Liam Neeson is once again up against the bad guys in the new action thriller, Blackout, which has him reuniting with Honest Thief director Mark Williams. Each time I see Neeson tackle a role like this one, a part of me hopes we might get something a little different instead of the actor delivering the same thing, over-and-over again. Neeson is a fine actor, but I totally get that this is where the paychecks are coming from. The interesting thing is that it is Neeson alone that gets these films a theatrical release instead of heading straight to VOD. Blackout is about as generic as they come with not a single fresh element in sight.
Travis Block (Neeson) is an off-the-books government operative who helps get undercover FBI agents out of deadly situation.
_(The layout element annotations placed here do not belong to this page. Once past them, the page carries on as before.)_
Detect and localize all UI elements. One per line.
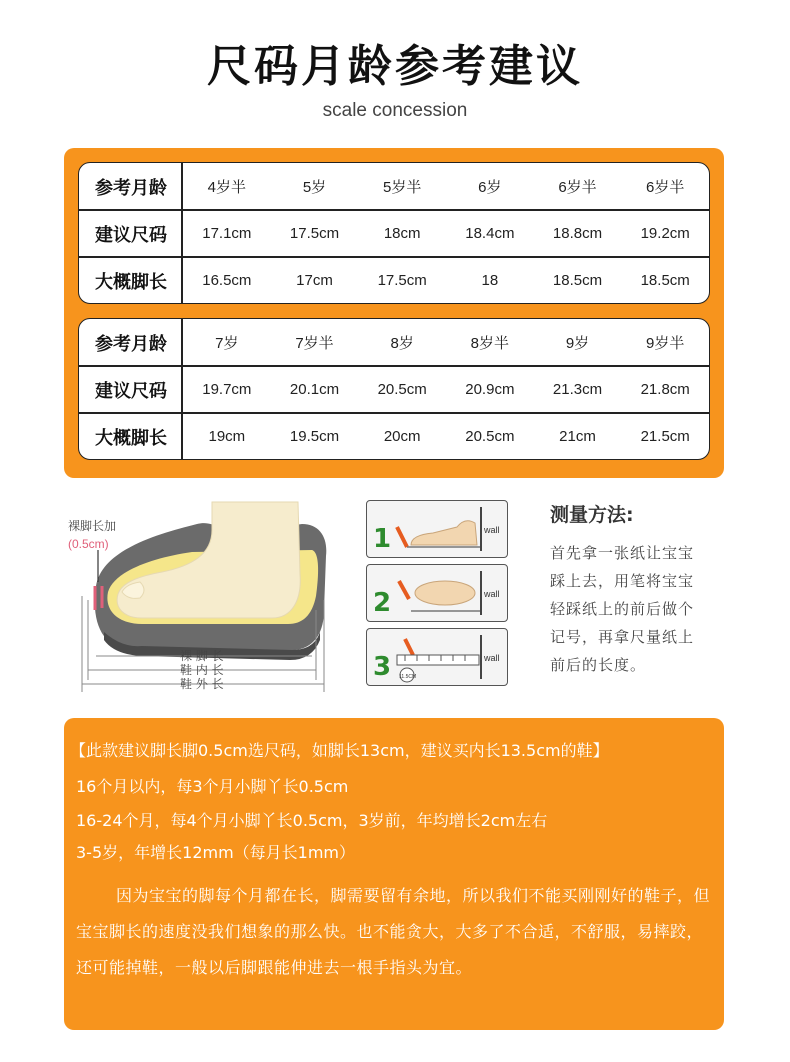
method-line: 前后的长度。 <box>550 656 647 674</box>
table-cell: 19.2cm <box>640 225 690 242</box>
row-label: 大概脚长 <box>95 427 167 449</box>
table-cell: 19.7cm <box>202 381 252 398</box>
table-cell: 5岁半 <box>383 179 422 196</box>
table-cell: 20.5cm <box>465 428 515 445</box>
row-label: 参考月龄 <box>95 177 167 199</box>
table-cell: 9岁 <box>565 335 590 352</box>
table-cell: 17.1cm <box>202 225 252 242</box>
step-number-2: 2 <box>373 588 392 618</box>
advice-paragraph: 因为宝宝的脚每个月都在长，脚需要留有余地，所以我们不能买刚刚好的鞋子，但宝宝脚长的速度没我们想象的那么快。也不能贪大，大多了不合适，不舒服，易摔跤，还可能掉鞋，一般以后脚跟能伸进去一根手指头为宜。 <box>76 886 711 977</box>
method-line: 记号，再拿尺量纸上 <box>550 628 695 646</box>
method-line: 踩上去，用笔将宝宝 <box>550 572 695 590</box>
table-row <box>79 210 709 257</box>
table-row <box>79 163 709 210</box>
bare-foot-length-label: 裸 脚 长 <box>180 649 224 663</box>
ruler-label: 11.5CM <box>399 674 417 680</box>
step-1-illustration <box>367 501 509 559</box>
size-chart-panel <box>64 148 724 478</box>
table-cell: 20.5cm <box>377 381 427 398</box>
row-label: 大概脚长 <box>95 271 167 293</box>
shoe-outer-length-label: 鞋 外 长 <box>180 677 224 691</box>
table-cell: 18 <box>481 272 499 289</box>
row-label: 建议尺码 <box>95 224 167 246</box>
table-cell: 8岁 <box>390 335 414 352</box>
page-subtitle: scale concession <box>322 100 468 121</box>
table-cell: 7岁半 <box>295 335 334 352</box>
step-3-box <box>366 628 508 686</box>
table-cell: 17cm <box>296 272 333 289</box>
size-table-1 <box>78 162 710 304</box>
step-number-3: 3 <box>373 652 392 682</box>
wall-label-1: wall <box>484 525 500 535</box>
advice-headline: 【此款建议脚长脚0.5cm选尺码，如脚长13cm，建议买内长13.5cm的鞋】 <box>70 741 609 760</box>
row-label: 建议尺码 <box>95 380 167 402</box>
method-description <box>550 539 730 679</box>
table-cell: 18.5cm <box>552 272 603 289</box>
step-1-box <box>366 500 508 558</box>
table-row <box>79 366 709 413</box>
table-cell: 21.3cm <box>552 381 603 398</box>
table-cell: 20cm <box>383 428 421 445</box>
table-cell: 17.5cm <box>377 272 427 289</box>
table-row <box>79 319 709 366</box>
table-cell: 6岁半 <box>646 179 685 196</box>
table-cell: 21.8cm <box>640 381 690 398</box>
size-table-2 <box>78 318 710 460</box>
table-cell: 18.5cm <box>640 272 690 289</box>
table-row <box>79 257 709 304</box>
shoe-measurement-diagram <box>62 500 342 700</box>
method-title: 测量方法: <box>550 504 634 526</box>
extra-length-value: (0.5cm) <box>68 537 109 551</box>
table-cell: 7岁 <box>215 335 239 352</box>
table-cell: 6岁半 <box>558 179 597 196</box>
row-label: 参考月龄 <box>95 333 167 355</box>
table-cell: 18.8cm <box>552 225 603 242</box>
step-2-box <box>366 564 508 622</box>
advice-line-under-16-months: 16个月以内，每3个月小脚丫长0.5cm <box>76 777 349 796</box>
table-cell: 19cm <box>208 428 246 445</box>
step-number-1: 1 <box>373 524 392 554</box>
wall-label-3: wall <box>484 653 500 663</box>
step-3-illustration <box>367 629 509 687</box>
table-cell: 18cm <box>383 225 421 242</box>
advice-line-16-24-months: 16-24个月，每4个月小脚丫长0.5cm，3岁前，年均增长2cm左右 <box>76 811 548 830</box>
table-cell: 19.5cm <box>289 428 340 445</box>
table-cell: 8岁半 <box>470 335 510 352</box>
table-cell: 20.1cm <box>289 381 340 398</box>
table-cell: 5岁 <box>302 179 327 196</box>
shoe-inner-length-label: 鞋 内 长 <box>180 663 224 677</box>
wall-label-2: wall <box>484 589 500 599</box>
method-line: 首先拿一张纸让宝宝 <box>550 544 695 562</box>
table-cell: 17.5cm <box>289 225 340 242</box>
measurement-method <box>550 500 730 679</box>
table-row <box>79 413 709 460</box>
table-cell: 16.5cm <box>202 272 252 289</box>
method-line: 轻踩纸上的前后做个 <box>550 600 695 618</box>
measurement-steps <box>366 500 512 690</box>
table-cell: 20.9cm <box>465 381 515 398</box>
table-cell: 4岁半 <box>207 179 246 196</box>
table-cell: 18.4cm <box>465 225 515 242</box>
page-title: 尺码月龄参考建议 <box>207 41 583 92</box>
table-cell: 21cm <box>559 428 596 445</box>
table-cell: 6岁 <box>478 179 502 196</box>
extra-length-label: 裸脚长加 <box>68 519 117 533</box>
step-2-illustration <box>367 565 509 623</box>
sizing-advice-panel <box>64 718 724 1030</box>
table-cell: 21.5cm <box>640 428 690 445</box>
table-cell: 9岁半 <box>646 335 685 352</box>
shoe-illustration <box>62 500 342 700</box>
advice-line-3-5-years: 3-5岁，年增长12mm（每月长1mm） <box>76 843 356 862</box>
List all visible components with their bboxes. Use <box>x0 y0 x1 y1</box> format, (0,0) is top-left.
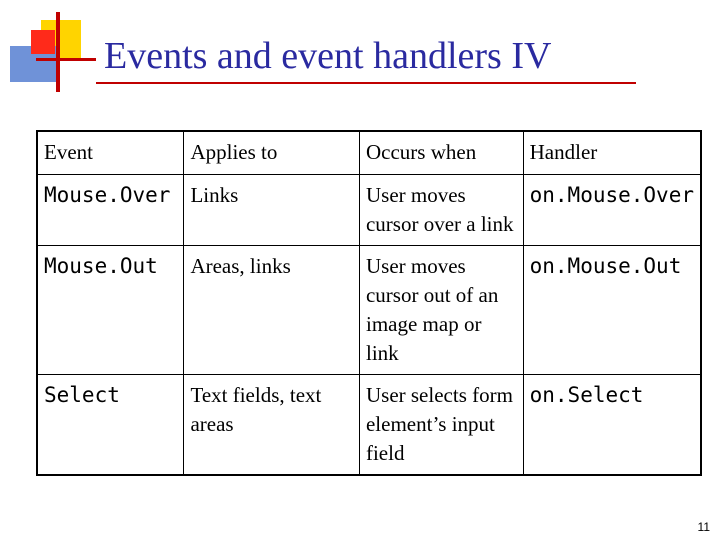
table-header-row <box>37 131 701 175</box>
cell-event: Mouse.Out <box>37 246 184 375</box>
cell-handler: on.Select <box>523 375 701 476</box>
cell-occurs-when: User selects form element’s input field <box>359 375 523 476</box>
cell-applies-to: Links <box>184 175 360 246</box>
cell-applies-to: Text fields, text areas <box>184 375 360 476</box>
logo-horizontal-line <box>36 58 96 61</box>
slide-logo <box>0 0 110 100</box>
cell-event: Mouse.Over <box>37 175 184 246</box>
table-row <box>37 246 701 375</box>
cell-occurs-when: User moves cursor over a link <box>359 175 523 246</box>
cell-applies-to: Areas, links <box>184 246 360 375</box>
table-row <box>37 175 701 246</box>
events-table <box>36 130 702 476</box>
header-event: Event <box>37 131 184 175</box>
header-applies-to: Applies to <box>184 131 360 175</box>
table-row <box>37 375 701 476</box>
cell-handler: on.Mouse.Out <box>523 246 701 375</box>
cell-occurs-when: User moves cursor out of an image map or link <box>359 246 523 375</box>
header-occurs-when: Occurs when <box>359 131 523 175</box>
page-number: 11 <box>697 520 710 534</box>
cell-handler: on.Mouse.Over <box>523 175 701 246</box>
header-handler: Handler <box>523 131 701 175</box>
slide-title: Events and event handlers IV <box>104 35 552 77</box>
cell-event: Select <box>37 375 184 476</box>
logo-vertical-line <box>56 12 60 92</box>
title-underline <box>96 82 636 84</box>
logo-red-square <box>31 30 55 54</box>
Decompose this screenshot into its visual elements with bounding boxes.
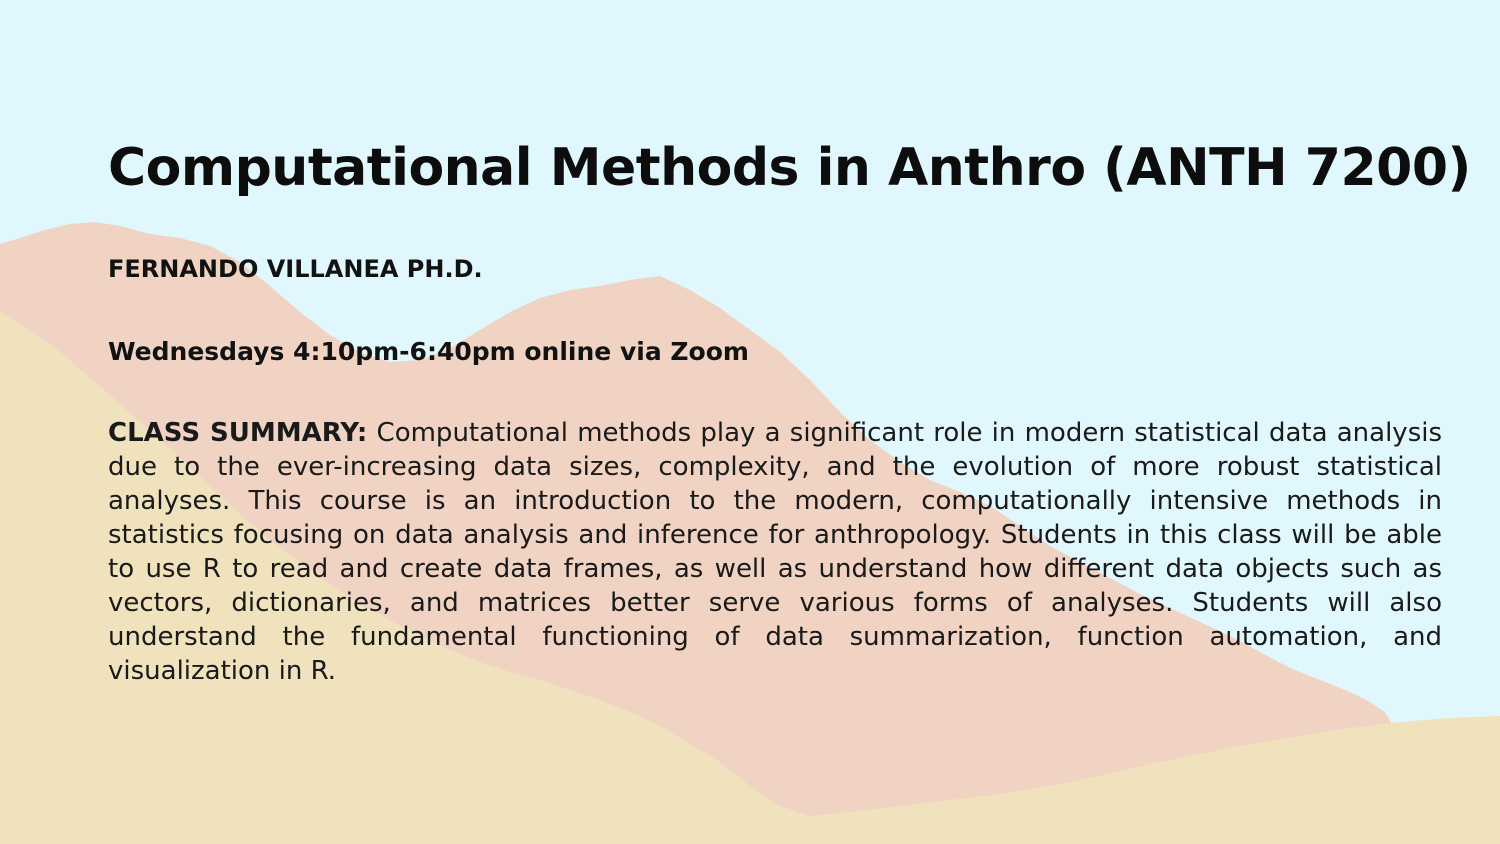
class-schedule: Wednesdays 4:10pm-6:40pm online via Zoom bbox=[108, 337, 749, 366]
class-summary-label: CLASS SUMMARY: bbox=[108, 418, 368, 448]
class-summary-text: Computational methods play a significant role in modern statistical data analysis due to the ever-increasing data sizes, complexity, and the evolution of more robust statistical analyses. This course is an introduction to the modern, computationally intensive methods in statistics focusing on data analysis and inference for anthropology. Students in this class will be able to use R to read and create data frames, as well as understand how different data objects such as vectors, dictionaries, and matrices better serve various forms of analyses. Students will also understand the fundamental functioning of data summarization, function automation, and visualization in R. bbox=[108, 418, 1443, 686]
slide-title: Computational Methods in Anthro (ANTH 7200) bbox=[108, 138, 1471, 198]
class-summary bbox=[108, 416, 1442, 688]
instructor-name: FERNANDO VILLANEA PH.D. bbox=[108, 255, 483, 283]
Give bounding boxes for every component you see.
When a new agent Dusty Crane (Taylor John Smith) decides to go to the press with proof that FBI Director Gabriel Robinson (Aidan Quinn) is having innocent U.S. citizens killed for his own political agenda, Travis is tasked with stopping him. However, Travis has no clue that his long-time friend and boss, Robinson is up to no good. While Travis believes he is trying to stop Dusty from making a mistake, Robinson has already sent agents out to take the young agent out. Caught in the middle of all the danger is reporter Mira Jones (Emmy Raver-Lampman), who just wants to uncover the truth about the corruption.
Of course, just like with almost every one of Neeson’s thrill-less action-thrillers, he also has to protect the ones he cares most about. Here it is his daughter Amanda (Claire van der Boom) and granddaughter Natalie (Gabriella Sengos). At least this time the writers were smart enough to make Neeson’s character a grandfather, as he is starting to look the part.
The only shining light in Blacklight is Quinn as the film’s villain. Although he doesn’t get to do much here, there is something quietly sinister about his character and he delivers an effective yet not-too-memorable performance. I have a feeling this one will be seen mainly by Neeson fans but I can’t recommend running out to the theater to check it out. As much as the local multiplexes need your business right now, there are better films out there to choose from. I say wait for VOD or streaming.